Złota wiosna Legii?

2012-12-15 13:26:51; Aktualizacja: 11 lat temu
Złota wiosna Legii? Fot. Transfery.info
Źródło: Transfery.info

Mistrzem jesieni Legia Warszawa! Piątkowa wpadka ze Śląskiem, w najmniejszym nawet stopniu nie zmąciła pozytywnej atmosfery panującej wokół warszawskiego klubu. Legia jest pewna siebie, a perspektywy na wiosnę malują się w złotych barwach.

Tym złotem jest rzecz jasna, z dawna wyczekiwanie mistrzostwo Polski. Na Łazienkowskiej czekają na nie od 2006 roku. Dla tak markowego klubu jak Legia, kolejny rok bez najważniejszego trofeum w kraju, będzie jak kolejny gwóźdź do trumny. Frajersko stracony tytuł w poprzednim sezonie, podziałał na piłkarzy motywująco. Jesienią Legia zdecydowanie wyróżniała się na tle ligowych konkurentów. Pokazała klasę zwycięstwem w Poznaniu, pokazała charakter w meczach, w których musiała gonić wynik. W wielu meczach prezentowała grę odmienną, nietypową dla naszej ligowej szarości. W górę wystrzeliły talenty Koseckiego, Furmana i Łukasika, a wyraźnymi liderami drużyny wciąż są Radović, Ljuboja i Kuciak. Wszystkie powyższe czynniki złożyły się na mistrzostwo jesieni. Czy taka Legia jest w stanie "dociągnąć" do mety sezonu na 1 miejscu? Czy potrzeba czegoś jeszcze, aby utwardzić ten monolit, którym jest drużyna Urbana?

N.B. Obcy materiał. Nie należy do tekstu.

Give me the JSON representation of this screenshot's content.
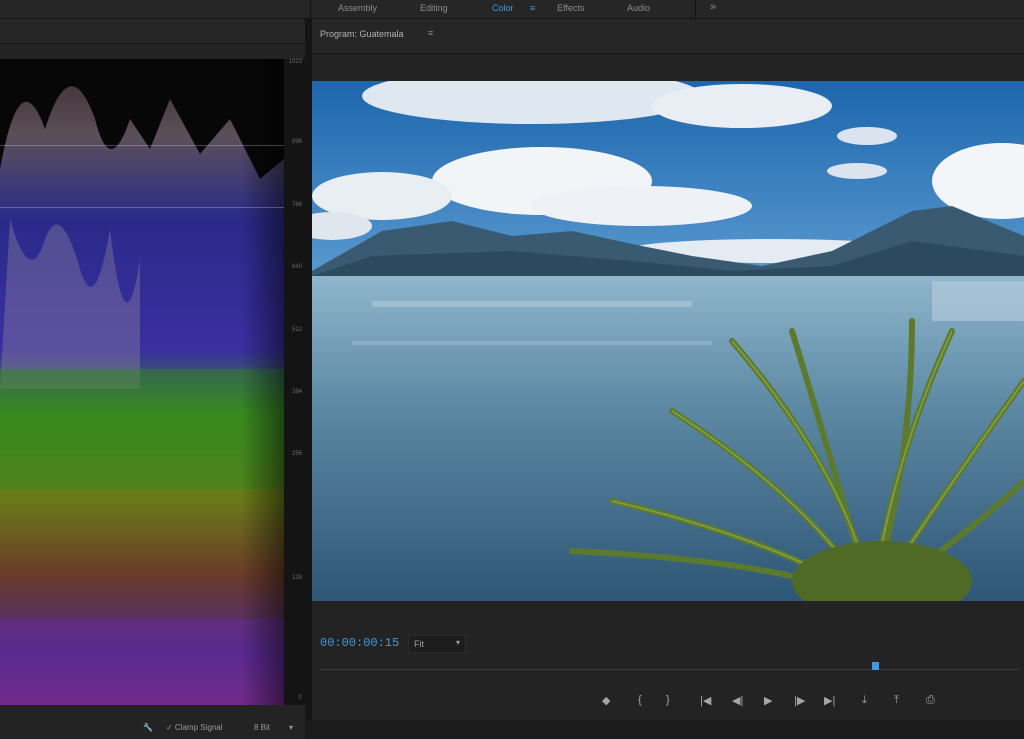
{
  "workspaces": [
    "Assembly",
    "Editing",
    "Color",
    "Effects",
    "Audio"
  ],
  "active_workspace": "Color",
  "active_marker": "≡",
  "plus_label": "»",
  "scope": {
    "ticks": [
      "1023",
      "896",
      "768",
      "640",
      "512",
      "384",
      "256",
      "128",
      "0"
    ],
    "footer": {
      "wrench_label": "🔧",
      "clamp_label": "✓ Clamp Signal",
      "bits_label": "8 Bit",
      "menu_label": "▾"
    }
  },
  "program": {
    "title": "Program: Guatemala",
    "menu_label": "≡",
    "timecode": "00:00:00:15",
    "fit_value": "Fit",
    "fit_arrow": "▾",
    "transport": [
      "◆",
      "{",
      "}",
      "|◀",
      "◀|",
      "▶",
      "|▶",
      "▶|",
      "⤓",
      "⤒",
      "⎙"
    ]
  },
  "colors": {
    "accent": "#3c9be2",
    "sky": "#1f6fae",
    "lake": "#5f8aa3",
    "mountain": "#2f4d63",
    "palm": "#5c7a2d"
  }
}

Oczywiście Legii nie można tylko chwalić. Na tym ciekawym obrazku jest też kilka niedociągnięć i wad. Jedną z nich jest defensywa. W całym zeszłym sezonie, formacja Legii w podobnym zestawieniu, straciła 17 bramek. W obecnym, piłka w bramce Legii lądowała już 14 razy. Solidnie spisują się Jędrzejczyk, Wawrzyniak i Rzeźniczak. Żewłakow i Astiz to zawodnicy co raz częściej popełniający błędy. Niewypałem okazał się transfer Marko Sulera, zaś Dickson Choto to stały bywalec gabinetów lekarskich. Nie da się ukryć, że w formacji obronnej Legii przydałaby się nowa twarz. Tym bardziej, że głośno mówi się o transferze za granicę Artura Jędrzejczyka.
 
A co w temacie transferów? Czy po za obrońcą Legia potrzebuje kogoś jeszcze? Wzmocnieniem dla Legii na pewno będzie powrót do pełnej sprawności Wolskiego, Saganowskiego i Vrdoljaka. Nie da się też ukryć, że brakuje na Łazienkowskiej napastnika. W trakcie absencji Saganowskiego, Legia dysponowała jedynie niezawodnym Ljuboją. W mediach pojawia się nazwisko mistrza Europy z 2004, Angelosa Charisteasa, jednak obawiam się powtórki z Blanco, czy Nacho Novo. Głośno mówi się o ponownych negocjacjach z Dwaliszwilim i Traore, jednak w obu przypadkach na drodze mogą stanąć rozbieżności finansowe. Jedno jest pewne. Napastnik jest potrzebny. Ljuboja przecież nie jest ze stali i jego ewentualna kontuzja może odbić się Legii czkawką.
 
Jan Urban już drugi raz podjął się prowadzenia Legii. Za pierwszym razem nie wyszło tak, jak sobie zamierzał. Wygląda na to, że teraz wszystko idzie ku dobremu. Choć teraz całość wygląda dobrze to nikt nie powiedział, że nie może być lepiej. Jeżeli piłkarze Urbana utrzymają obecną dyspozycję, delikatnie ją ulepszając, to śmiało, z podniesionym czołem mogą przygotować głowy, na włożenie mistrzowskiej korony.